Now there were pro-Nelson and anti-Nelson factions on the Oakland water-front, and men of both factions, with more drink in them than was good, filled the car. My smashing of the window was the signal for the antis. One of them reached for me, and dropped me, and started the fight, of all of which I have no knowledge save what was told me afterward, and a sore jaw next day from the blow that put me out. The man who struck me went down across my body, Nelson followed him, and they say there were few unbroken windows in the wreckage of the car that followed as the free-for-all fight had its course.
This being knocked cold and motionless was perhaps the best thing that could have happened to me. My violent struggles had only accelerated my already dangerously accelerated heart, and increased the need for oxygen in my suffocating lungs.

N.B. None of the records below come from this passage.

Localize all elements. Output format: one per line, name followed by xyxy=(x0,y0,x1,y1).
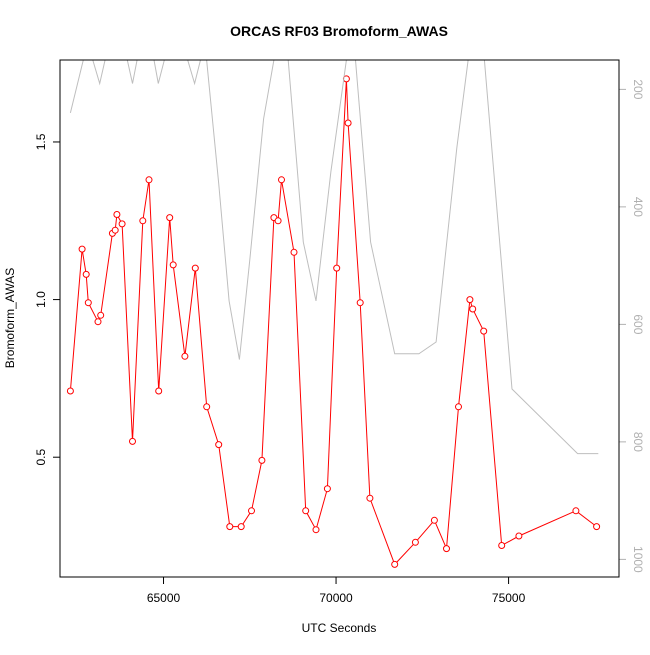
data-point xyxy=(430,516,438,524)
x-tick-label: 75000 xyxy=(492,591,526,605)
data-point xyxy=(515,532,523,540)
data-point xyxy=(290,248,298,256)
x-axis-label: UTC Seconds xyxy=(302,621,377,635)
data-point xyxy=(237,523,245,531)
gray-series-line xyxy=(69,60,599,455)
data-point xyxy=(191,264,199,272)
y-tick-label: 1.0 xyxy=(34,291,48,308)
data-point xyxy=(466,296,474,304)
axes-layer: 65000 70000 75000 0.5 1.0 1.5 200 400 600 800 1000 xyxy=(34,79,645,605)
plot-area xyxy=(66,60,601,568)
data-point xyxy=(323,485,331,493)
data-point xyxy=(129,437,136,445)
data-point xyxy=(94,318,102,326)
y2-tick-label: 200 xyxy=(631,79,645,99)
data-point xyxy=(203,403,211,411)
y2-tick-label: 400 xyxy=(631,197,645,217)
data-point xyxy=(82,270,90,278)
data-point xyxy=(111,226,119,234)
data-point xyxy=(572,507,580,515)
data-point xyxy=(498,542,506,549)
data-point xyxy=(97,311,105,319)
y-tick-label: 0.5 xyxy=(34,449,48,466)
data-point xyxy=(469,305,477,313)
data-point xyxy=(155,387,163,395)
y2-tick-label: 600 xyxy=(631,314,645,334)
data-point xyxy=(181,352,189,360)
y-tick-label: 1.5 xyxy=(34,133,48,150)
y-axis-label: Bromoform_AWAS xyxy=(3,268,17,368)
data-point xyxy=(593,523,601,531)
y2-tick-label: 1000 xyxy=(631,546,645,573)
data-point xyxy=(145,176,153,184)
data-point xyxy=(139,217,147,225)
data-point xyxy=(302,507,310,515)
data-point xyxy=(356,299,364,307)
data-point xyxy=(411,538,419,546)
data-point xyxy=(118,220,126,228)
x-tick-label: 70000 xyxy=(319,591,353,605)
data-point xyxy=(391,560,399,568)
data-point xyxy=(344,119,352,127)
data-point xyxy=(166,214,174,222)
data-point xyxy=(480,327,488,335)
data-point xyxy=(226,523,234,531)
data-point xyxy=(274,217,282,225)
data-point xyxy=(455,403,462,411)
data-point xyxy=(78,245,86,253)
data-point xyxy=(66,387,74,395)
data-point xyxy=(84,299,92,307)
data-point xyxy=(366,494,374,502)
plot-clip-group xyxy=(66,60,601,568)
y2-tick-label: 800 xyxy=(631,432,645,452)
data-point xyxy=(312,526,320,534)
plot-frame xyxy=(59,59,620,578)
data-point xyxy=(169,261,177,269)
data-point xyxy=(258,456,266,464)
data-point xyxy=(333,264,341,272)
data-point xyxy=(248,507,255,515)
x-tick-label: 65000 xyxy=(147,591,181,605)
chart-title: ORCAS RF03 Bromoform_AWAS xyxy=(230,23,448,39)
data-point xyxy=(443,545,450,553)
data-point xyxy=(113,211,121,218)
data-point xyxy=(215,441,223,449)
data-point xyxy=(278,176,285,184)
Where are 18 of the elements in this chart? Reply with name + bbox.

After the fight was over and I came to, I did not come to myself.
I was no more myself than a drowning man is who continues to struggle after he has lost consciousness. I have no memory of my actions, but I cried ” Air! Air!” so insistently, that it dawned on Nelson that I did not contemplate self-destruction. So he cleared the jagged glass from the window-ledge and let me stick my head and shoulders out. He realised, partially, the seriousness of my condition. and held me by the waist to prevent me from crawling farther out. And for the rest of the run in to Oakland I kept my head and shoulders out, fighting like a maniac whenever he tried to draw me inside.
And here my one glimmering streak of true consciousness came. My sole recollection, from the time I fell under the trees until I awoke the following evening, is of my head out of the window, facing the wind caused by the train, cinders striking and burning and blinding me, while I breathed with will. All my will was concentrated on breathing—on breathing the air in the hugest lung-full gulps I could, pumping the greatest amount of air into my lungs in the shortest possible time. It was that or death, and I was a swimmer and diver, and I knew it; and in the most intolerable agony of prolonged suffocation, during those moments I was conscious, I faced the wind and the cinders and breathed for life.